Wir hatten das Frühstück zeitig beendet. Holmes wartete in seinem Morgenmantel auf das verabredete Treffen. Unsere Klienten trafen pünktlich ein, denn die Uhr hatte gerade geschlagen, als Dr. Mortimer sich zeigte, gefolgt von dem jungen Baronet. Letzterer war ein kleiner, lebhafter, dunkeläugiger Mann um die dreißig, recht kräftig gebaut, mit dichten schwarzen Augenbrauen und einem aufgeweckten, streitlustigen Gesichtsausdruck. Er trug einen rötlichen Tweedanzug und hatte das wettergegerbte Aussehen eines Menschen, der die meiste Zeit an der frischen Luft verbracht hatte, und doch lag etwas in seinem unerschütterlichen Blick und der ruhigen Sicherheit seines Auftretens, welches den Gentleman verriet.
»Dies ist Sir Henry Baskerville«, sagte Dr. Mortimer.
»Nun ja, so ist es«, sagte er, »und das Seltsame ist, Mr. Sherlock Holmes, hätte mein Freund hier nicht vorgeschlagen, Sie heute Morgen aufzusuchen, so wäre ich aus eigenem Antrieb gekommen. Meines Wissens beschäftigen Sie sich gern mit kleinen Rätseln. Mir ist heute Morgen eines untergekommen, das anscheinend mehr Verstand erfordert, als ich besitze.«
»Nehmen Sie doch Platz, Sir Henry! Verstehe ich Sie recht, dass Ihnen seit Ihrer Ankunft in London bereits bemerkenswerte Erfahrungen zuteilwurden?«
»Nichts von Wichtigkeit, Mr. Holmes. Nur ein Scherz, vermutlich. Es handelt sich um diesen Brief, wenn Sie es einen Brief nennen können, der mich heute Morgen erreichte.«
Er legte einen Umschlag auf den Tisch und wir beugten uns alle darüber. Er war von gewöhnlicher Qualität und leicht grauer Farbe. Die Adresse, Sir Henry Baskerville, Northumberland Hotel, bestand aus groben Druckbuchstaben. Der Poststempel lautete Charing Cross und war vom vorigen Abend.
»Wer wusste, dass Sie im Northumberland Hotel absteigen würden?«, fragte Holmes und blickte unseren Besucher scharf an.
»Niemand konnte das wissen.

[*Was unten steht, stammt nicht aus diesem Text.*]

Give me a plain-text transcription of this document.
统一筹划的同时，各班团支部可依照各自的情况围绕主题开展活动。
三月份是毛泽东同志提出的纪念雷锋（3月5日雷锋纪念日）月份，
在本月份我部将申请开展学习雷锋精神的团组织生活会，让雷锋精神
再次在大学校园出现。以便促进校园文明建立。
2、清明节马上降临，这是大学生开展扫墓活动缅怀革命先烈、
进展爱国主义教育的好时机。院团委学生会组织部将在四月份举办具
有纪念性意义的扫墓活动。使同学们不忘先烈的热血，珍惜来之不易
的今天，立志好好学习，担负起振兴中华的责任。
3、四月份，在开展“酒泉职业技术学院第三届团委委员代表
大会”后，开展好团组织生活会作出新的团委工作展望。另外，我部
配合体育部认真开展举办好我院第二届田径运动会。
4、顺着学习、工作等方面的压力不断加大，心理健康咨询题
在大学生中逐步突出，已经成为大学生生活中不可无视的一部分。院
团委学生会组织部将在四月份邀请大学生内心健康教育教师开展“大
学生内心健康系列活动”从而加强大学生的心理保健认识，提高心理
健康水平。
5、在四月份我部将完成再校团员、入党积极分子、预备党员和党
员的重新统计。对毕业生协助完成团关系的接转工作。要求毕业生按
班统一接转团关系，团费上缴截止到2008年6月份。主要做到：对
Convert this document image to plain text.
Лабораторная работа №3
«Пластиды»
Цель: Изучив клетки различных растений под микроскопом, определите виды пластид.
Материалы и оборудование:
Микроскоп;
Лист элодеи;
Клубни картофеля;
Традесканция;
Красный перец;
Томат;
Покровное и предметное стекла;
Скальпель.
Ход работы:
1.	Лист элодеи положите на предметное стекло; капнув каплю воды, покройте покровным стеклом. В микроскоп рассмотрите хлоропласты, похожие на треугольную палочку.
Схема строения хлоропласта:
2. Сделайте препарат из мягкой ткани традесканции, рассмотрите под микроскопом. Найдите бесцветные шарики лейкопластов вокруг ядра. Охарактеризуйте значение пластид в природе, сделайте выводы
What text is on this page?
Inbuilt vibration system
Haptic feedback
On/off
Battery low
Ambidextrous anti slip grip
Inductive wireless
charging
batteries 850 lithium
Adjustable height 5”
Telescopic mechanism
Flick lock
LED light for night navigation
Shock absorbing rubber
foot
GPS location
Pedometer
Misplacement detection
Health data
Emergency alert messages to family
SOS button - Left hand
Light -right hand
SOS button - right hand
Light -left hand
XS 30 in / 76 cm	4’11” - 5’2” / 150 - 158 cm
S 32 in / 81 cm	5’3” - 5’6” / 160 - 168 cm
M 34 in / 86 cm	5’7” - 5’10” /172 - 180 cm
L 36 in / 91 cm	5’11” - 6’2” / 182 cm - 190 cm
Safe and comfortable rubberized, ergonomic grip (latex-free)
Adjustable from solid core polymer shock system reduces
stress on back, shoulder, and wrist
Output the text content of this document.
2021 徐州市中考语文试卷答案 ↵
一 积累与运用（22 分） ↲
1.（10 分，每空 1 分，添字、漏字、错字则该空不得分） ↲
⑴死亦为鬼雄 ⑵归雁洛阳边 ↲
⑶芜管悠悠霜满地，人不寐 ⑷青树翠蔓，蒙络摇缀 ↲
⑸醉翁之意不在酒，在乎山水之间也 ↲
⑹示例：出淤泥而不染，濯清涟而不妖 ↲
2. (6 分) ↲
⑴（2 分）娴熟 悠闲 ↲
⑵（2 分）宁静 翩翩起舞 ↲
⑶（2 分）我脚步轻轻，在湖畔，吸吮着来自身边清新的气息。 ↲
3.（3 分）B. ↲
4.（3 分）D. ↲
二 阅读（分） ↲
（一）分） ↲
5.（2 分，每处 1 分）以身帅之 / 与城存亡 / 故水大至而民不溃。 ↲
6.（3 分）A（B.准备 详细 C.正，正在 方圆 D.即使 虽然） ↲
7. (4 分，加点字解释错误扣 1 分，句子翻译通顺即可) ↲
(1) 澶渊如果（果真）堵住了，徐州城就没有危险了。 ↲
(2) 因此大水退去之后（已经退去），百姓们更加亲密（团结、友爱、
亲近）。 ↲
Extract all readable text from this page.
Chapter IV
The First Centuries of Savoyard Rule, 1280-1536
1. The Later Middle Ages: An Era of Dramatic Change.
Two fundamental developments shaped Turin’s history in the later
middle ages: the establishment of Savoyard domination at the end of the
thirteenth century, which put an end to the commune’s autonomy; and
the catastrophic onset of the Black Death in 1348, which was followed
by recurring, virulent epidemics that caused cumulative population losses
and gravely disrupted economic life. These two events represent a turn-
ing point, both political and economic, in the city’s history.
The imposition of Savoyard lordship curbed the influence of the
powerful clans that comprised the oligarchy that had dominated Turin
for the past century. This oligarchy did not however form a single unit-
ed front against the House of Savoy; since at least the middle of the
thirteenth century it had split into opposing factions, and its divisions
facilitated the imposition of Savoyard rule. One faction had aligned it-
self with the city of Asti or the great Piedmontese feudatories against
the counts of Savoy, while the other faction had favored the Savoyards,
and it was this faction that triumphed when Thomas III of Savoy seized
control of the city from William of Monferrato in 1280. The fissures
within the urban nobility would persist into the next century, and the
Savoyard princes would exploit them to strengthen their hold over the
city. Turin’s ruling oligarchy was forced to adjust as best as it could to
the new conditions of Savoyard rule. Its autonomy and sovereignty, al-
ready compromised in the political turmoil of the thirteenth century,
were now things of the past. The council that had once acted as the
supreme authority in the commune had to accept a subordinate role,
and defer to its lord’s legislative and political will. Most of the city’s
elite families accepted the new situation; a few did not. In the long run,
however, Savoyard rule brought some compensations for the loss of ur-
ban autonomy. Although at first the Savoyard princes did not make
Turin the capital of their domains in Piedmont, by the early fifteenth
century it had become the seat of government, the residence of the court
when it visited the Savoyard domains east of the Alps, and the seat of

Das haben wir erst entschieden, nachdem ich Dr. Mortimer getroffen hatte.«
»Aber Dr. Mortimer hatte zweifellos dort bereits ein Zimmer?«
»Nein, ich übernachtete bei einem Freund«, antwortete der Doktor. »Es gab keinen möglichen Hinweis auf unsere Absicht, in diesem Hotel zu wohnen.«
»Hm! Jemand scheint sehr daran interessiert zu sein, wo Sie sich aufhalten.« Er entnahm dem Umschlag einen halben Bogen doppelt gefaltetes Briefpapier, öffnete ihn und breitete ihn auf dem Tisch aus. Quer über die Mitte stand ein einziger Satz, gebildet aus ausgeschnittenen gedruckten Wörtern, der lautete: »Wenn sie Wert auf Leben oder Verstand legen, so halten sie sich vom Moor fern.« Lediglich das Word Moor war mit Tinte geschrieben.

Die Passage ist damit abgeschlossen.